松井先生が代表をしていた劇団山形のお芝居も見せていただいて、作劇について大きな気づきを得さしていただいた。劇団山形は1965年(昭和40年)の設立で、つい最近60周年を迎えたばかりだ。先生はその創立メンバーの中心だった。また、山形県関連の舞台や映像作品にはよくご出演されていた。松井先生が劇団代表を退かれたあとは安倍信子先生が引き継がれた。
タウン誌『やまがた街角』の2014年(平成26年)夏号の特集「山形【演劇】図鑑」に松井先生のトーク・ドキュメントがある。
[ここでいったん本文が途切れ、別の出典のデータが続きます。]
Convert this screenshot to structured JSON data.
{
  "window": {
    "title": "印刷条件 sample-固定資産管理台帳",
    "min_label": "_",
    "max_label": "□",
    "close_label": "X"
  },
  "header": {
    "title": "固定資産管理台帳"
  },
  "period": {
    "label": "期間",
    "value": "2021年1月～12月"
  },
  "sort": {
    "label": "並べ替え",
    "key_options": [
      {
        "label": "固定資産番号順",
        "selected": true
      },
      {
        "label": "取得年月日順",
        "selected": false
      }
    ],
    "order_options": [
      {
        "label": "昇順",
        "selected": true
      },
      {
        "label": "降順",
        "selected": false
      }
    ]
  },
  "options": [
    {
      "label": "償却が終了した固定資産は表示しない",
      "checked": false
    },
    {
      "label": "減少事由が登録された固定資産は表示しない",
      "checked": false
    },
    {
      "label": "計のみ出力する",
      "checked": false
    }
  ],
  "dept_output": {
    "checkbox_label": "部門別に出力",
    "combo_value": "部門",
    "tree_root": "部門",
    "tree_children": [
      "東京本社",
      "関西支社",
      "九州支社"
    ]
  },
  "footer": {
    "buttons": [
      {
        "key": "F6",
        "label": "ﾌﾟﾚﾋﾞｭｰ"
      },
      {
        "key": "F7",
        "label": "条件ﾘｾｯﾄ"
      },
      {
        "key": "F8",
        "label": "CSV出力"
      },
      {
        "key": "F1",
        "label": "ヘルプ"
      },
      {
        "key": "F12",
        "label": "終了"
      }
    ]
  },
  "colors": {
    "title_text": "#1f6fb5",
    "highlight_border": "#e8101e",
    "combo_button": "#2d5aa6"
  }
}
一部引用させていただく。
「劇団結成前の頃、今の演劇鑑賞会の前身にあたる勤労者演劇協議会という集まりがありました。その運営委員としていつも集まるのが、七、八名いました。その中には芝居の大好きな阿部秀而とか私とか、高校の教師などもいました。演劇を鑑賞する会だったので東京から来るいろいろな演劇を観ていました。しかし「観るだけではつまらない。俺たちで劇団をつくろう」という思いが生まれ、そうしてできたのが劇団山形でした。昭和四十年のことです。」
「また、役を演じることの他に装置づくりも大変でした。幸い、劇団立ち上げを一緒にした阿部秀而さんが山形工業高校の方の演劇部の顧問だったことで、体育館の地下の暗い部室を借りて装置づくりができました。劇団員達は大道具などの装置づくりはほとんどが初めてだったので、多くは阿部先生と私が二人でつくりました。コツコツとよくやったと思います。」
自分が山形北高にいたころ、地区の顧問たちで一泊の懇親会をしたことがある。黒沢温泉という、まわりになにもない温泉宿である。わいわい飲み明かして、もう寝ていた松井先生を布団から起こして外へ飲みに行こうとしたが、まあ、宿の周りは真っ暗なのであった…。今思えば、先輩・後輩入り乱れて語り合う場は貴重だった。
本県も高校生が減り、演劇部が減り、顧問も経験者がいなくなって、演劇に打ち込もうなどという人もみあたらないようだ。あの、顧問同士の、舞台をいかに創り上げるか競い合う緊張感と闘志のような熱意の交錯が、つまり、なんらかの(同志的な?)つながりがもう感じられなくなった。高校生の芸術文化活動が衰退することは、地域の芸術文化の裾野を小さくし、レベルの低下に直結してゆくように感じる。それはスポーツについても言えるだろうが、まだ体育科に競技の専門の方がいれば維持できるだろう。
時代は流れて行く。自分もあんなにのめり込んだ高校演劇から離れてもう10年、人間の作った「物」は幾年かは残るだろうが、舞台で上演される演劇はその場限りで消えてなくなる。その時会場を包んだ熱気や感情の昂揚などは、そこで同時に観た人にしか分からない。そしてそれも、やがて時間の彼方に去ってゆき、誰も知らないこととなって消える。
まあこれが無常というものである。